Streaming Joins: How to Join Real-Time Data Streams

Streaming joins combine data from two or more continuously flowing streams in real time. Unlike batch joins that operate on complete, bounded datasets, streaming joins must handle data arriving at different times, in different orders, from different sources. RisingWave, Apache Flink, and ksqlDB support streaming joins, but they differ significantly in complexity and capability.

Types of Streaming Joins

Stream-Stream Join

Join two event streams based on a time window:

-- Join clicks with purchases within 30 minutes
CREATE MATERIALIZED VIEW click_to_purchase AS
SELECT c.user_id, c.page_url, p.product_id, p.amount,
       p.purchase_time - c.click_time as conversion_time
FROM clicks c
JOIN purchases p ON c.user_id = p.user_id
WHERE p.purchase_time BETWEEN c.click_time AND c.click_time + INTERVAL '30 MINUTES';

Stream-Table Join (Enrichment)

Join a stream with a relatively static table for enrichment:

-- Enrich order events with customer data
CREATE MATERIALIZED VIEW enriched_orders AS
SELECT o.order_id, o.amount, o.order_time,
       c.name, c.tier, c.country
FROM order_events o
JOIN customers c ON o.customer_id = c.customer_id;

Temporal Join

Join a stream with a versioned table at the event's timestamp:

-- Join trades with the exchange rate at the time of the trade
CREATE MATERIALIZED VIEW trades_in_usd AS
SELECT t.trade_id, t.amount, t.currency, t.trade_time,
       t.amount * r.rate as amount_usd
FROM trades t
JOIN exchange_rates FOR SYSTEM_TIME AS OF t.trade_time r
ON t.currency = r.currency;

Join Challenges in Streaming

Challenge	Description	Solution
Unbounded state	Join buffers grow indefinitely	Time-bounded windows, TTL
Late data	One side of the join arrives late	Watermarks, allowed lateness
Out-of-order	Events arrive in wrong order	Event-time processing
Multi-way joins	Joining 3+ streams	Cascading materialized views

Platform Comparison

Feature	RisingWave	Flink	ksqlDB
Stream-stream join	✅	✅	✅ (manual repartition)
Stream-table join	✅	✅	✅
Temporal join	✅	✅	❌
Multi-way joins (5+)	✅ (efficient)	⚠️ (state-heavy)	❌
Cascading joins	✅ (via cascading MVs)	✅	❌
State backend	S3 (managed)	RocksDB / S3	RocksDB + Kafka

RisingWave handles multi-stream joins across 10+ streams efficiently — a workload where Flink often encounters state management issues.

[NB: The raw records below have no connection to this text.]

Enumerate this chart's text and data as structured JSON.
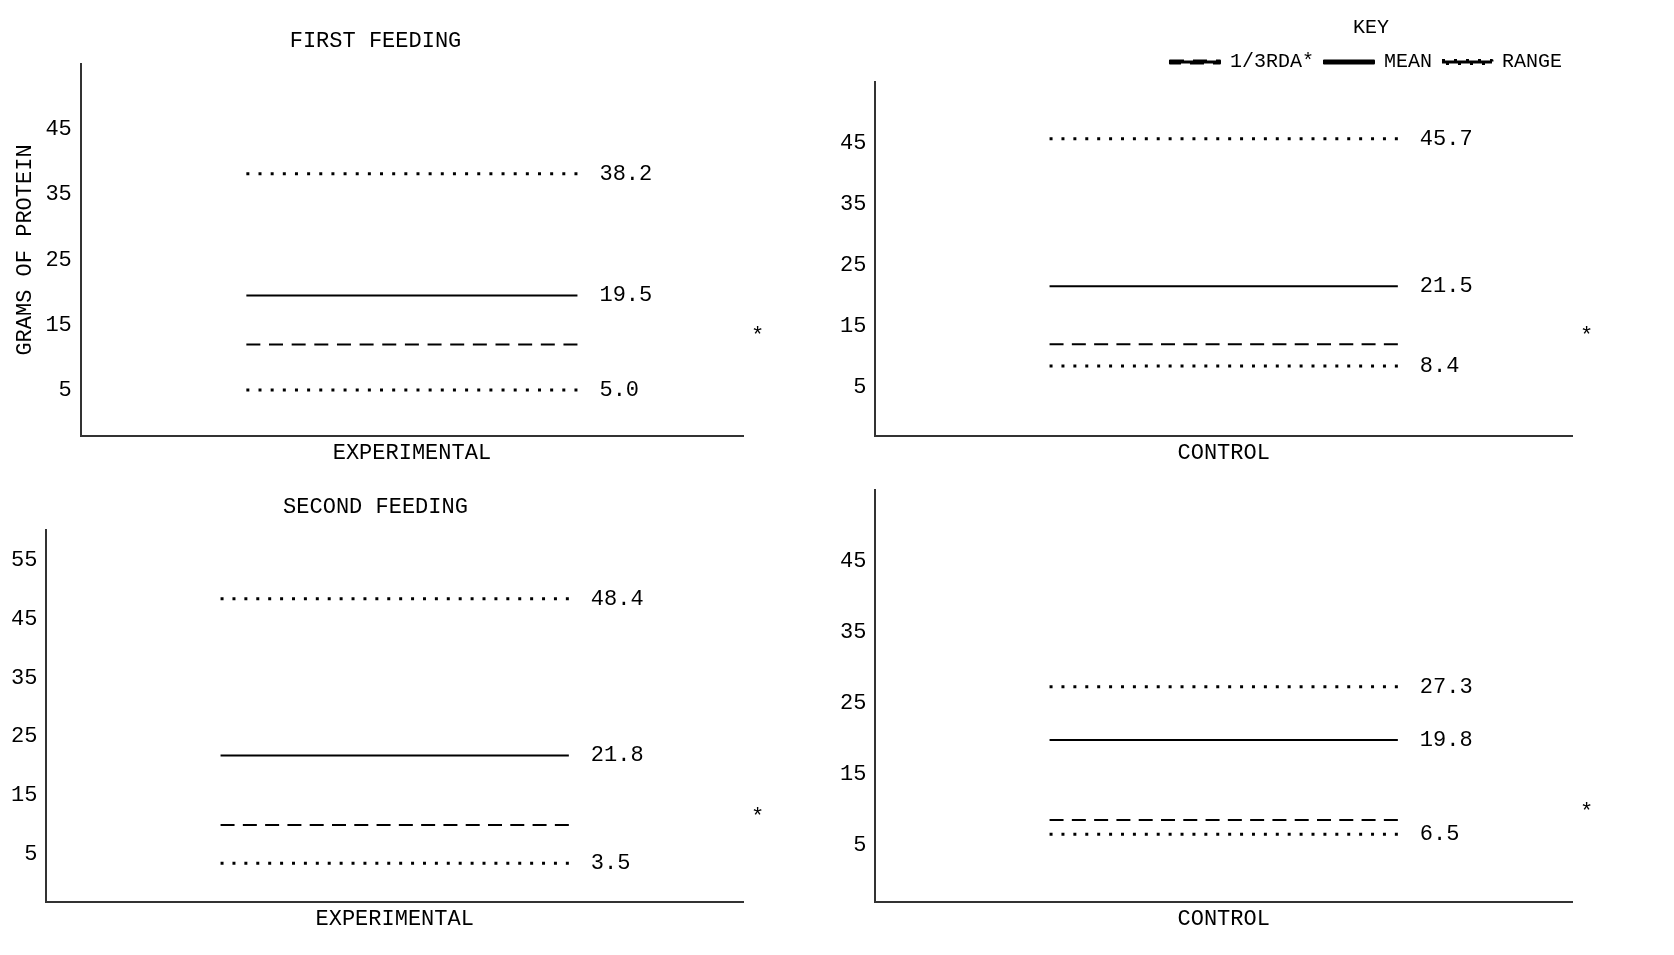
{
  "chart_data": [
    {
      "type": "line",
      "title": "FIRST FEEDING",
      "ylabel": "GRAMS OF PROTEIN",
      "xlabel": "EXPERIMENTAL",
      "categories": [
        null,
        null
      ],
      "ylim": [
        -2,
        55
      ],
      "yticks": [
        5,
        15,
        25,
        35,
        45
      ],
      "tick_labels": "y",
      "grid": false,
      "legend": false,
      "series": [
        {
          "color": "#000000",
          "line_style": "dotted",
          "values": [
            38.2,
            38.2
          ],
          "value_labels": [
            null,
            "38.2"
          ]
        },
        {
          "color": "#000000",
          "line_style": "solid",
          "values": [
            19.5,
            19.5
          ],
          "value_labels": [
            null,
            "19.5"
          ]
        },
        {
          "color": "#000000",
          "line_style": "dashed",
          "values": [
            12,
            12
          ]
        },
        {
          "color": "#000000",
          "line_style": "dotted",
          "values": [
            5.0,
            5.0
          ],
          "value_labels": [
            null,
            "5.0"
          ]
        }
      ],
      "annotations": [
        "*"
      ]
    },
    {
      "type": "line",
      "xlabel": "CONTROL",
      "categories": [
        null,
        null
      ],
      "ylim": [
        -3,
        55
      ],
      "yticks": [
        5,
        15,
        25,
        35,
        45
      ],
      "tick_labels": "y",
      "grid": false,
      "legend": "top right",
      "legend_title": "KEY",
      "series": [
        {
          "name": "1/3RDA*",
          "color": "#000000",
          "line_style": "dashed",
          "values": [
            12,
            12
          ]
        },
        {
          "name": "MEAN",
          "color": "#000000",
          "line_style": "solid",
          "values": [
            21.5,
            21.5
          ],
          "value_labels": [
            null,
            "21.5"
          ]
        },
        {
          "name": "RANGE",
          "color": "#000000",
          "line_style": "dotted",
          "values": [
            45.7,
            45.7
          ],
          "value_labels": [
            null,
            "45.7"
          ]
        },
        {
          "color": "#000000",
          "line_style": "dotted",
          "values": [
            8.4,
            8.4
          ],
          "value_labels": [
            null,
            "8.4"
          ]
        }
      ],
      "annotations": [
        "*"
      ]
    },
    {
      "type": "line",
      "title": "SECOND FEEDING",
      "xlabel": "EXPERIMENTAL",
      "categories": [
        null,
        null
      ],
      "ylim": [
        -3,
        60
      ],
      "yticks": [
        5,
        15,
        25,
        35,
        45,
        55
      ],
      "tick_labels": "y",
      "grid": false,
      "legend": false,
      "series": [
        {
          "color": "#000000",
          "line_style": "dotted",
          "values": [
            48.4,
            48.4
          ],
          "value_labels": [
            null,
            "48.4"
          ]
        },
        {
          "color": "#000000",
          "line_style": "solid",
          "values": [
            21.8,
            21.8
          ],
          "value_labels": [
            null,
            "21.8"
          ]
        },
        {
          "color": "#000000",
          "line_style": "dashed",
          "values": [
            10,
            10
          ]
        },
        {
          "color": "#000000",
          "line_style": "dotted",
          "values": [
            3.5,
            3.5
          ],
          "value_labels": [
            null,
            "3.5"
          ]
        }
      ],
      "annotations": [
        "*"
      ]
    },
    {
      "type": "line",
      "xlabel": "CONTROL",
      "categories": [
        null,
        null
      ],
      "ylim": [
        -3,
        55
      ],
      "yticks": [
        5,
        15,
        25,
        35,
        45
      ],
      "tick_labels": "y",
      "grid": false,
      "legend": false,
      "series": [
        {
          "color": "#000000",
          "line_style": "dotted",
          "values": [
            27.3,
            27.3
          ],
          "value_labels": [
            null,
            "27.3"
          ]
        },
        {
          "color": "#000000",
          "line_style": "solid",
          "values": [
            19.8,
            19.8
          ],
          "value_labels": [
            null,
            "19.8"
          ]
        },
        {
          "color": "#000000",
          "line_style": "dashed",
          "values": [
            8.5,
            8.5
          ]
        },
        {
          "color": "#000000",
          "line_style": "dotted",
          "values": [
            6.5,
            6.5
          ],
          "value_labels": [
            null,
            "6.5"
          ]
        }
      ],
      "annotations": [
        "*"
      ]
    }
  ]
}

Frequently Asked Questions

How do streaming joins differ from batch joins?

Batch joins operate on complete, finite datasets — both sides are fully available. Streaming joins operate on continuously arriving data — one side may arrive before the other. This requires buffering state, handling late data, and deciding how long to wait for matching events.

Can I join a Kafka stream with a database table?

Yes. In RisingWave, you can join a Kafka source with a CDC table from PostgreSQL/MySQL. The CDC table continuously reflects the current state of the database, and the join updates in real time as either side changes.

Why do multi-way streaming joins fail in some systems?

Each join in a multi-way join multiplies the state that must be maintained. In systems using local state (RocksDB), large join state can exhaust memory or disk. RisingWave handles this better because state is stored on S3, removing local storage limits.